Prothèse totale de genou dans les importantes déformations extra-articulaires.

Y Catonné (Hôpital Pitié Salpétrière, Paris)

Les déformations du genou dans la gonarthrose peuvent être d’origine intra articulaire liée à l’usure et à la laxité ou extra-articulaire, secondaire à un défaut d’axe intra-osseux, plus ou moins éloigné de l’articulation. Les causes des déformations extra articulaires sont diverses : constitutionnelles  (séquelles de maladie de Blount ou de dysplasie polyépiphysaire), post-traumatiques (séquelles de cal vicieux ayant conduit à une gonarthrose), ou iatrogènes, secondaires à un traitement chirurgical (hypercorrections après ostéotomie tibiale ou fémorale).

Comment mesurer la déformation extra-articulaire ?

La mesure précise de la déformation extra articulaire se fait sur le pangonogramme en mesurant l’angle tibial mécanique (ATM) et l’Angle fémoral mécanique (AFM) L’angle tibial mécanique est compris entre l’axe mécanique du tibia et une ligne tangente au plateau sain. Mesuré en dedans, il est normalement de 88° . L’angle de Lévine est plus difficile à déterminer.

L’angle fémoral mécanique est mesuré entre l’axe mécanique du fémur et la ligne bicondylienne. La moyenne normale est de 92°.

Nous réalisons actuellement une étude sur l’utilisation du système EOS dans la planification des PTG : il a l’intérêt d’intégrer la rotation fémorale et tibiale et d’associer l’étude du rachis et du bassin à celle des genoux.

Quelles solutions pour réaliser une PTG dans une déformation extra articulaire ?

L’existence d’une déformation extra articulaire, qu’elle soit située au niveau du tibia ou du fémur, pose très souvent de difficiles problèmes techniques qui varient en fonction de l’importance de la déformation et de son siège :

Comment réaliser une PTG et une ostéotomie en un seul temps opératoire ?

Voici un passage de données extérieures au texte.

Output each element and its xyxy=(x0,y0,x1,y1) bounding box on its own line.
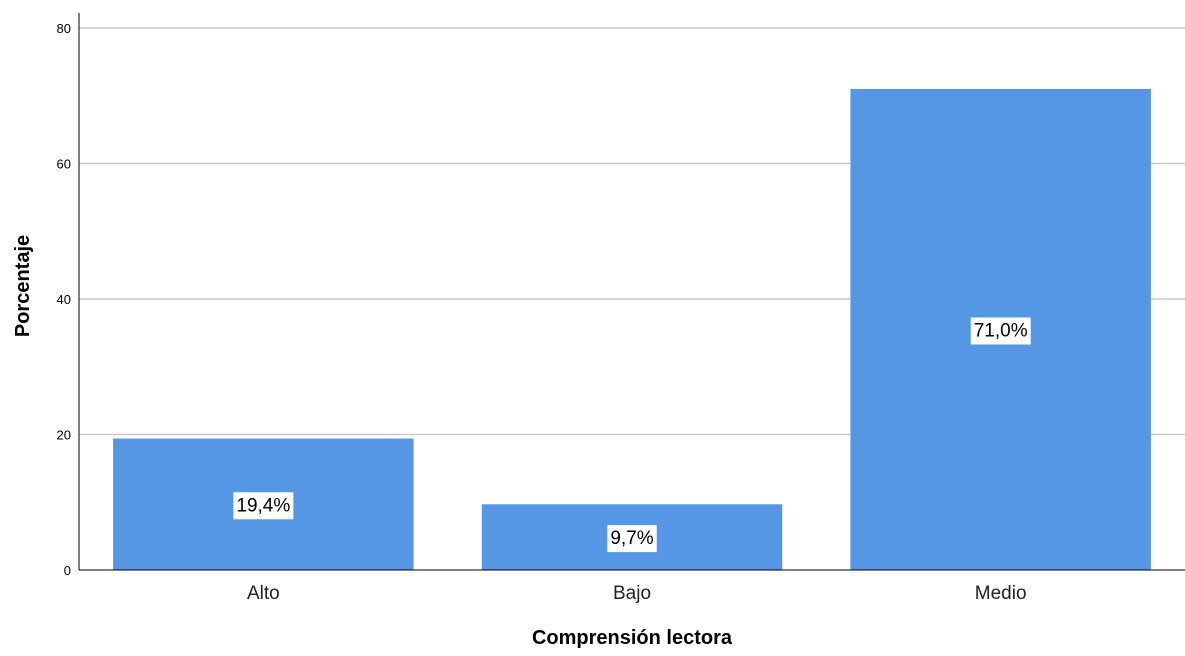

La revue de la littérature sur les PTG et ostéotomie en un seul temps opératoire montre qu’il existe 2 principales solutions techniques :

La fixation du foyer est confiée soit à une tige longue mise en « press fit », soit à une ostéosynthèse complémentaire.

1-PTG associée à une ostéotomie tibiale de valgisation

En cas de varus tibial intra-osseux, nous réalisons une ostéotomie tibiale par addition interne.

2-PTG associée à une ostéotomie tibiale de varisation

En cas de valgus tibial intra-osseux, nous effectuons une ostéotomie tibiale par soustraction interne

3-PTG associée à une ostéotomie tibiale de déflexion ou de flexion

En cas de recurvatum ou de flessum intra osseux tibial, une ostéotomie tibiale de deflexion ou de flexion est réalisée selon une technique similaire. Là encore une tige longue de préférence décalée est utilisée.

4-PTG associée à une ostéotomie fémorale de valgisation

En cas de varus fémoral, que la déformation soit diaphysaire ou métaphysaire nous réalisons d’abord l’ostéotomie puis la prothèse, en utilisant un implant fémoral à longue tige. Une ostéotomie de fermeture par voie externe est réalisée.

5-PTG associée à une ostéotomie fémorale de varisation

En cas de valgus fémoral intra osseux majeur, une ostéotomie de soustraction interne est faite par voie interne.

6-PTG associée à une ostéotomie fémorale de dérotation

En cas de cal vicieux fémoral en rotation, il est possible d’associer une PTG à une ostéotomie fémorale.

Par voie antéro-interne, nous préparons dans un premier temps la coupe tibiale selon la technique habituelle. La coupe fémorale est ensuite pratiquée de façon à pouvoir mettre en place un implant fémoral à tige longue. Une tige de diamètre inférieur à la tige définitive est mise en place. Une ostéotomie fémorale est alors réalisée en zone métaphysaire. Une dérotation est faite autour de la tige. Une ostéosynthèse complémentaire est nécessaire pour assurer la stabilité du montage.

7-PTG associée à une ostéotomie multidirectionnelle

Il est possible d’associer une correction frontale, sagittale et axiale à une PTG en un seul temps opératoire.

Quel degré de contrainte dans les PTG associées à une ostéotomie ?

La correction de la déformation est réalisée par l’ostéotomie elle-même. Nous essayons toujours de mettre en place l’implant le moins contraint possible. L’implant postéro-stabilisé standard est donc le plus souvent utilisé, avec une tige longue du côté de l’ostéotomie.

Seule l’embase de l’implant est cimentée, la tige elle-même ne l’étant pas.